Eddie: Organisations should know what data is important to them in order to protect it – client information, business/partner information, company sensitive information. It is up to the organisations to define what we call the ‘crown jewels.’ They also need to determine how to govern this data – think about who can access the data, how to protect and manage the lifecycle of the data.
In terms of accessing data, many technologies can help with governance, as well as in defining access levels and permission rights; these tools and others can help the company manage the data lifecycle from creation to destruction.

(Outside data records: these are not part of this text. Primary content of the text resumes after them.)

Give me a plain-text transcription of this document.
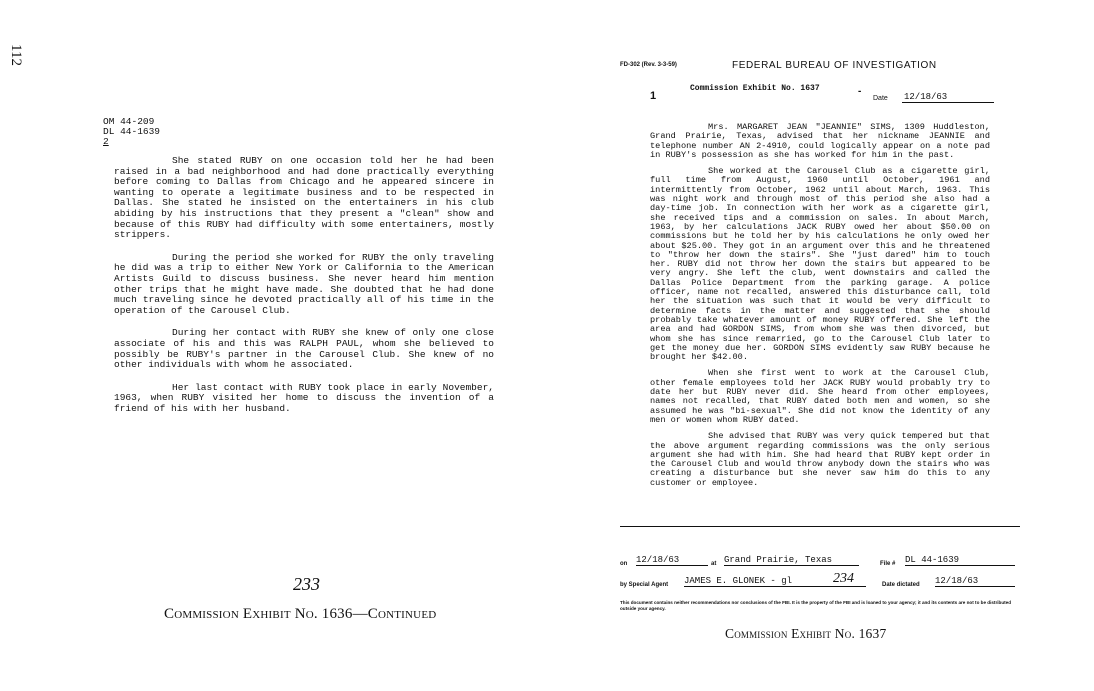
112
OM 44-209
DL 44-1639
2

She stated RUBY on one occasion told her he had been raised in a bad neighborhood and had done practically everything before coming to Dallas from Chicago and he appeared sincere in wanting to operate a legitimate business and to be respected in Dallas. She stated he insisted on the entertainers in his club abiding by his instructions that they present a "clean" show and because of this RUBY had difficulty with some entertainers, mostly strippers.

During the period she worked for RUBY the only traveling he did was a trip to either New York or California to the American Artists Guild to discuss business. She never heard him mention other trips that he might have made. She doubted that he had done much traveling since he devoted practically all of his time in the operation of the Carousel Club.

During her contact with RUBY she knew of only one close associate of his and this was RALPH PAUL, whom she believed to possibly be RUBY's partner in the Carousel Club. She knew of no other individuals with whom he associated.

Her last contact with RUBY took place in early November, 1963, when RUBY visited her home to discuss the invention of a friend of his with her husband.

233
Commission Exhibit No. 1636—Continued
FD-302 (Rev. 3-3-59)	FEDERAL BUREAU OF INVESTIGATION
1
Commission Exhibit No. 1637	-
Date 12/18/63

Mrs. MARGARET JEAN "JEANNIE" SIMS, 1309 Huddleston, Grand Prairie, Texas, advised that her nickname JEANNIE and telephone number AN 2-4910, could logically appear on a note pad in RUBY's possession as she has worked for him in the past.

She worked at the Carousel Club as a cigarette girl, full time from August, 1960 until October, 1961 and intermittently from October, 1962 until about March, 1963. This was night work and through most of this period she also had a day-time job. In connection with her work as a cigarette girl, she received tips and a commission on sales. In about March, 1963, by her calculations JACK RUBY owed her about $50.00 on commissions but he told her by his calculations he only owed her about $25.00. They got in an argument over this and he threatened to "throw her down the stairs". She "just dared" him to touch her. RUBY did not throw her down the stairs but appeared to be very angry. She left the club, went downstairs and called the Dallas Police Department from the parking garage. A police officer, name not recalled, answered this disturbance call, told her the situation was such that it would be very difficult to determine facts in the matter and suggested that she should probably take whatever amount of money RUBY offered. She left the area and had GORDON SIMS, from whom she was then divorced, but whom she has since remarried, go to the Carousel Club later to get the money due her. GORDON SIMS evidently saw RUBY because he brought her $42.00.

When she first went to work at the Carousel Club, other female employees told her JACK RUBY would probably try to date her but RUBY never did. She heard from other employees, names not recalled, that RUBY dated both men and women, so she assumed he was "bi-sexual". She did not know the identity of any men or women whom RUBY dated.

She advised that RUBY was very quick tempered but that the above argument regarding commissions was the only serious argument she had with him. She had heard that RUBY kept order in the Carousel Club and would throw anybody down the stairs who was creating a disturbance but she never saw him do this to any customer or employee.

on 12/18/63	at Grand Prairie, Texas	File # DL 44-1639
by Special Agent JAMES E. GLONEK - gl	234	Date dictated 12/18/63
This document contains neither recommendations nor conclusions of the FBI. It is the property of the FBI and is loaned to your agency; it and its contents are not to be distributed outside your agency.
Commission Exhibit No. 1637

KPMG has been a frontrunner in expanding cloud capabilities for professional services in the region. We are the first company to offer RelativityOne, a cloud solution, in Singapore. E-discovery services have been a key driver of growth for our firm. With a platform on the cloud, organisations can upload data wherever they are, using their given credentials. They can also access PII and business sensitive information across geographies which can be critical in managing and anticipating cyber incidents.
As the boundaries between the digital world and physical blur, organisations need to understand the threats they face, how to defend against them and how to respond quickly and effectively if something happens. We offer a wide range of cyber services that address companies’ concerns.
These encompass maturity and risk assessments, threat modelling, vulnerability assessments, penetration testing, compliance audits, threat hunting, red or purple teaming, cyber security exercises, incident response and training.
Amanda: Creating and improving your organisation’s security posture is a team effort. No one tool or one person can be responsible for ensuring your data remains safe; it takes every employee, every system, every application to be in sync and aligned with your mission. The task can be daunting but it’s not one you’ll go at alone. Many outside parties, like Relativity’s Calder7 security team and our partners at KPMG are here to help.
Eddie Toh is a Partner and Head of Forensic Technology Asia Pacific at KPMG in Singapore, while Amanda Fennell is Chief Security Officer and Chief Information Officer at Relativity.